Six Honduran migrants are suing President Donald Trump and parts of his administration over policies the president has enacted and said he is going to enact on the U.S. border with Mexico.

The class action lawsuit was filed in federal court Thursday on behalf of the migrants and their children, who are en route to the U.S. on foot as part of a larger caravan Trump has vowed to stop or detain at the border. The suit asks the court to declare Trump’s policies unconstitutional.

Trump says he plans to send up to 15,000 troops to the border, in addition to border patrol and ICE agents. About 100 active-duty soldiers arrived at the border in Texas on Thursday.

Also Thursday, Trump said in a White House speech that undocumented immigrants would be held in detention — many in "massive tent cities" — until they could be deported, and asylum seekers would be blocked from claiming asylum if they are caught crossing the border outside of legal ports of entry.

Under current law, people are allowed to make a claim for asylum anywhere in the United States, no matter how they entered.

“We're going to catch, we're not going to release," Trump said Thursday. Later, he doubled down on his promises during a campaign rally later that night. "We’re going to keep these people out of our country," Trump said. "Vote Republican."

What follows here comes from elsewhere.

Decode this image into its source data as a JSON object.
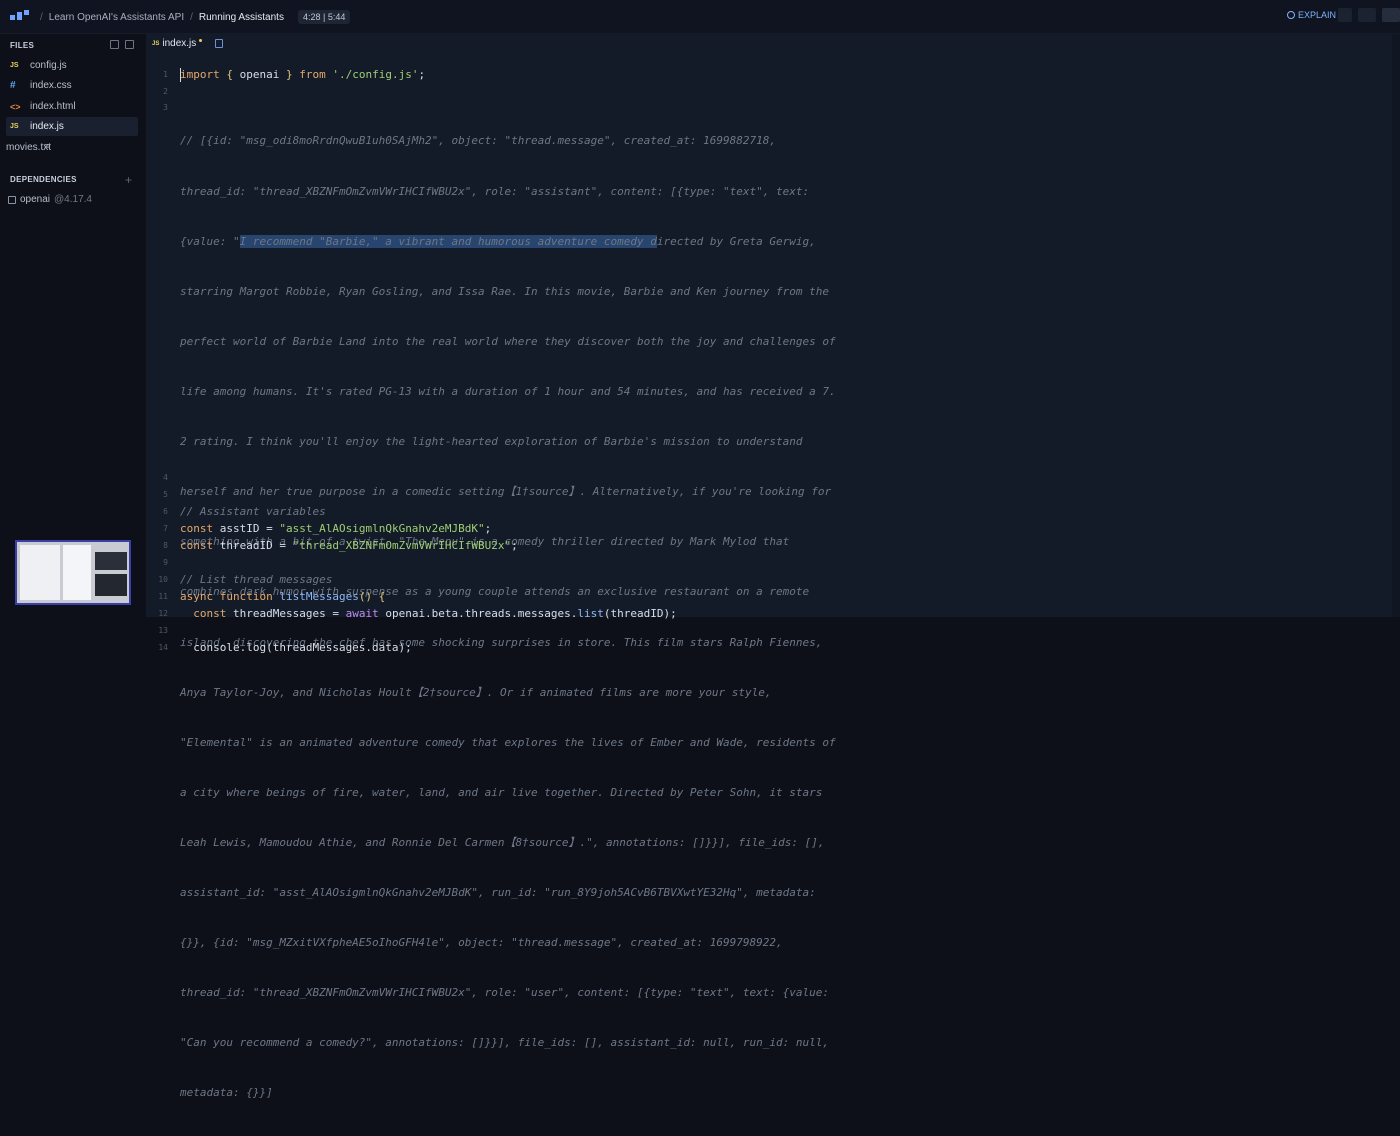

Image: DHS Secretary Kirstjen Hielsen visits finished section of wall at Calexico
A mounted detachment of the U.S. Border Patrol walk along the wall in Calexico, California on Oct. 26, 2018.Earnie Grafton / Reuters

“The President is violating federal law, trampling the rights of Americans and legal immigrants to be free from use of the military for law enforcement, and has set up a potential catastrophe at the US/Mexico border all in the name of white nationalism and with the objective of scoring political points,” Mike Donovan, president of Nexus Services, the immigration services company funding the suit, said in a statement.

“Sending soldiers to border, Trump continues his campaign to militarize the border and brutalize immigrant families to score political points and enflame racist tendencies among his supporters,” the statement said.

The suit says that Trump’s plan to detain migrants until they are removed from the U.S. “violates due process rights.”

“The legal problem with Trump’s plan to stop caravan persons from entering this country is that Plaintiffs are seeking asylum, and Trump simply cannot stop them from legally doing so by using military, or anyone,” the suit says.

The suit also says that Trump’s stated plan to hold migrants in tents violates the Flores Agreement, a legally binding lawsuit agreement from 1997 that has since had some court adjustments. It dictates how long and in what conditions the federal government can detain children. At the border, Customs and Border Protection is required to release children within 72 hours.

The facilities must “provide access to toilets and sinks, drinking water … adequate temperature control and ventilation, adequate supervision to protect minors from others, and contact with family,” the agreement states.

“Clearly President Trump cannot believe that his tents are facilities run by licensed programs as required by the Flores Agreements,” the lawsuit says.

The suit also asks the court to “note that President Trump has begun hysterically asserting without any evidence that ‘many criminals’ and ‘many gang members’ are in this ‘onslaught’ of migration.”

“In an effort to create fear and hysteria, Trump has gone so far as to call this “an invasion of our country,” the suit says.

The White House did not immediately respond to a request for comment.

If the Trump administration does detain and deport or block asylum seekers, it would also be in violation of international asylum law as well, said Scott Anderson, a David M. Rubenstein fellow in governance studies at The Brookings Institution.

Trump also said this week that he plans to sign an executive order that would end birthright citizenship for the children of many immigrants to the U.S. That executive order, if and when it’s signed, is also almost sure to face legal challenges.